Escape Rating A-: Like A Canticle for Leibowitz, this is a story that combines the worship and rituals of a Catholic monastery with a post-apocalyptic world. Then it turns the rest of the classic story upside down.

Not that the apocalypse doesn’t happen in both stories, but that’s where the similarity ends. Canticle is about the preservation of knowledge, where Song is actually about its destruction. The mission in Canticle is the result of the destruction, where the mission in Song is about the cause. It also feels like Canticle is honest about its faith where Song is about the corruption of it.

Also, a bit of Lord of the Flies wouldn’t be out of line in the description of what went into the mix for this book. Because in the tiny world of the Leviathan there’s definitely more than a hint of power corrupting into repression and violence, bullies rising to the top through the success of their bullying, and thought police – to mix in yet another classic metaphor – suppressing everything that runs counter to approved thought and belief.

And there’s more than a touch of alternate history mixed in, but I’ll leave for you to discover.

While the story has a bit of a slow start – because conditions aboard the Leviathan are grim and gruesome and dark and dank.
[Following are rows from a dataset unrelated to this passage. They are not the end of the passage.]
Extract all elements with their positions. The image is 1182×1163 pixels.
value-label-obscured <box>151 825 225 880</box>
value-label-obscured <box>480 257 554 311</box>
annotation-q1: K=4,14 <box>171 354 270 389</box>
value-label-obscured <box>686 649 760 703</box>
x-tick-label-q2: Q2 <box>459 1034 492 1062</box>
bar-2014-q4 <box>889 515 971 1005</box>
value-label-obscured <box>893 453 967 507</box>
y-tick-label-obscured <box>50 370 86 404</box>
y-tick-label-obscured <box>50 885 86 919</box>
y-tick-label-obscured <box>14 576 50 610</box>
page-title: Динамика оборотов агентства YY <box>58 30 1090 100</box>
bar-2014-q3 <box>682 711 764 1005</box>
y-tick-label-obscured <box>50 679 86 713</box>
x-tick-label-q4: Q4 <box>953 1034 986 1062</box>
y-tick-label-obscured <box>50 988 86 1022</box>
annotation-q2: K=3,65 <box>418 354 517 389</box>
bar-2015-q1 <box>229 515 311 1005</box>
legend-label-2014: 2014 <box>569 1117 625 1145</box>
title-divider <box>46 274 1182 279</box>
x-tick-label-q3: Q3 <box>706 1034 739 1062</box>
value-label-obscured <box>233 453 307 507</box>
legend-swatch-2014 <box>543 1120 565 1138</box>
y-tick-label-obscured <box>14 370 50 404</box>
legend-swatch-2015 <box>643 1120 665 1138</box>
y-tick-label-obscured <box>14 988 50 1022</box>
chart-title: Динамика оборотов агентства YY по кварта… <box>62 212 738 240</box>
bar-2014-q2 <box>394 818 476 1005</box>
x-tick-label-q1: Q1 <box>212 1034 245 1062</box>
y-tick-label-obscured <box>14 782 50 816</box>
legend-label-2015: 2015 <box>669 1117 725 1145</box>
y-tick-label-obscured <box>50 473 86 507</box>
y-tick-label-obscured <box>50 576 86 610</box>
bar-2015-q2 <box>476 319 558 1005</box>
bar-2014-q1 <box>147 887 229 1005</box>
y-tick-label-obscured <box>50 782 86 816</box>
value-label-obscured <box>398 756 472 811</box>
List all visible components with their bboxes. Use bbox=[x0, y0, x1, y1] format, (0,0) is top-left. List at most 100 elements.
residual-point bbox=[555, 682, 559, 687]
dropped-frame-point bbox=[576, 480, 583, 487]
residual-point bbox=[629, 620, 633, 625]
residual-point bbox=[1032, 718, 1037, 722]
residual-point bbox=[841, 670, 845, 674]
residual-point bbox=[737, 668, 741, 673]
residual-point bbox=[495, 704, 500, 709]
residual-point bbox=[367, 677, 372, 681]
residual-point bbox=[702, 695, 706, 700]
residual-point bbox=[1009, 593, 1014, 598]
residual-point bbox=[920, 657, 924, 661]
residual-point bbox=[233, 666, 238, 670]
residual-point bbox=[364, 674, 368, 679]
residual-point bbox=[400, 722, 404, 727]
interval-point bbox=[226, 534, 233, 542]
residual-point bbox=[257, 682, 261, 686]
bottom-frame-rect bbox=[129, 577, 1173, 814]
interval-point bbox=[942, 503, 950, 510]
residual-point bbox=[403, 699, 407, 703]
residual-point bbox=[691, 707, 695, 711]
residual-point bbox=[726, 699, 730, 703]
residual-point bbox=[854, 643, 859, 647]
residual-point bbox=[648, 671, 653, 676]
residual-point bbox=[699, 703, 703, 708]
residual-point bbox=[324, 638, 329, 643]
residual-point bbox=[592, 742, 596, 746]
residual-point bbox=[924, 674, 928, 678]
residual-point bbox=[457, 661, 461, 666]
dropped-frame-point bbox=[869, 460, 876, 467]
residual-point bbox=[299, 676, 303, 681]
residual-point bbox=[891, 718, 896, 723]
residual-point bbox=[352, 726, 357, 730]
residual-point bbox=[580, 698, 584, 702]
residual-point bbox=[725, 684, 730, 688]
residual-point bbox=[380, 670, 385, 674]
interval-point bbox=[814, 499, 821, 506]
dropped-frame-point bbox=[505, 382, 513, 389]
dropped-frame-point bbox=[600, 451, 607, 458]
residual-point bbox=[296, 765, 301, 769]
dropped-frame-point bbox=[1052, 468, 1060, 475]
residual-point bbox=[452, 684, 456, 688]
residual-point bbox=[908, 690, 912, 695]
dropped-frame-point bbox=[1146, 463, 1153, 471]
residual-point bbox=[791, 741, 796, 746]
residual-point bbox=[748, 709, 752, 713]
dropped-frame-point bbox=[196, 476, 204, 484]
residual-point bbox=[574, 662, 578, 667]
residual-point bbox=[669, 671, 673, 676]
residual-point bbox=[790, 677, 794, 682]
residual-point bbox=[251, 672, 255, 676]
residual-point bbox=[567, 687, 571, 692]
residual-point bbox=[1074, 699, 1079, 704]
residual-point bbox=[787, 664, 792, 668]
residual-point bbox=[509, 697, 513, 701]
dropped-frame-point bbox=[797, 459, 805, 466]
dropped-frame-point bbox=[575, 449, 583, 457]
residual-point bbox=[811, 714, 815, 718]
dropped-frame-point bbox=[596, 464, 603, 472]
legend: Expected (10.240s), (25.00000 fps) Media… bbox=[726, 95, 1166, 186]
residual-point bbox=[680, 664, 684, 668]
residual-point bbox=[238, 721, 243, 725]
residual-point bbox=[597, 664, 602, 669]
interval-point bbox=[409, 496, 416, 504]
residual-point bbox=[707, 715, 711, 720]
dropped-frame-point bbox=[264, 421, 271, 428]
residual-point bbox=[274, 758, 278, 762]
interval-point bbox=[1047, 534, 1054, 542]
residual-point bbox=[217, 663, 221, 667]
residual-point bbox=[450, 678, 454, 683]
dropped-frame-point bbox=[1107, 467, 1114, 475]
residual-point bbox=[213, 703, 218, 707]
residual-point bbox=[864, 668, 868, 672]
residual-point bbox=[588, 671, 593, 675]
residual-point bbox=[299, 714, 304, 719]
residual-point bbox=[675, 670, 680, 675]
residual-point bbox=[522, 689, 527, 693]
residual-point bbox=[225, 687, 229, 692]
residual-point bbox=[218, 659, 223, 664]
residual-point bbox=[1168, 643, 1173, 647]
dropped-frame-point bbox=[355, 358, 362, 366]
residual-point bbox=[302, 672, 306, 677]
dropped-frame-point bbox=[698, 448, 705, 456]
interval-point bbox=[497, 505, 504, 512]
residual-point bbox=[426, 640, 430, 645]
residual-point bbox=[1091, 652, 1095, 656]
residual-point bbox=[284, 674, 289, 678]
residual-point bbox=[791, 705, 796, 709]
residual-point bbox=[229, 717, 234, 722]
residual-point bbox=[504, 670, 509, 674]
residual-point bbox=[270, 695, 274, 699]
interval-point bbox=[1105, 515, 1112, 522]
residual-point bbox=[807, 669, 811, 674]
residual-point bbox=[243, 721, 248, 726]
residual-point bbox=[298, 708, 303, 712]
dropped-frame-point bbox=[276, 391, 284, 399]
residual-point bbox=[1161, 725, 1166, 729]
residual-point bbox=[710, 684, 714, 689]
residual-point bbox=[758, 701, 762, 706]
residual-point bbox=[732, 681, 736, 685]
And the main character seems to be scared, defenseless and alone and it looks like things are only going to get worse but not necessarily more exciting. At least at first. (But then it’s a very short book so the slow start doesn’t take all that long to get beyond.)

And the reader does go into the story with all those assumptions. But as we follow Chorister Remy around on this ship that is so obviously on its last metaphorical and mechanical legs, the assumptions start peeling back like a rotting skin, only to reveal that the rot goes all the way through to the bone.

But those bones conceal a whole lot of truths. And once Remy starts to see those, it’s a race to see whether anything, or anyone, can be saved. Or should be.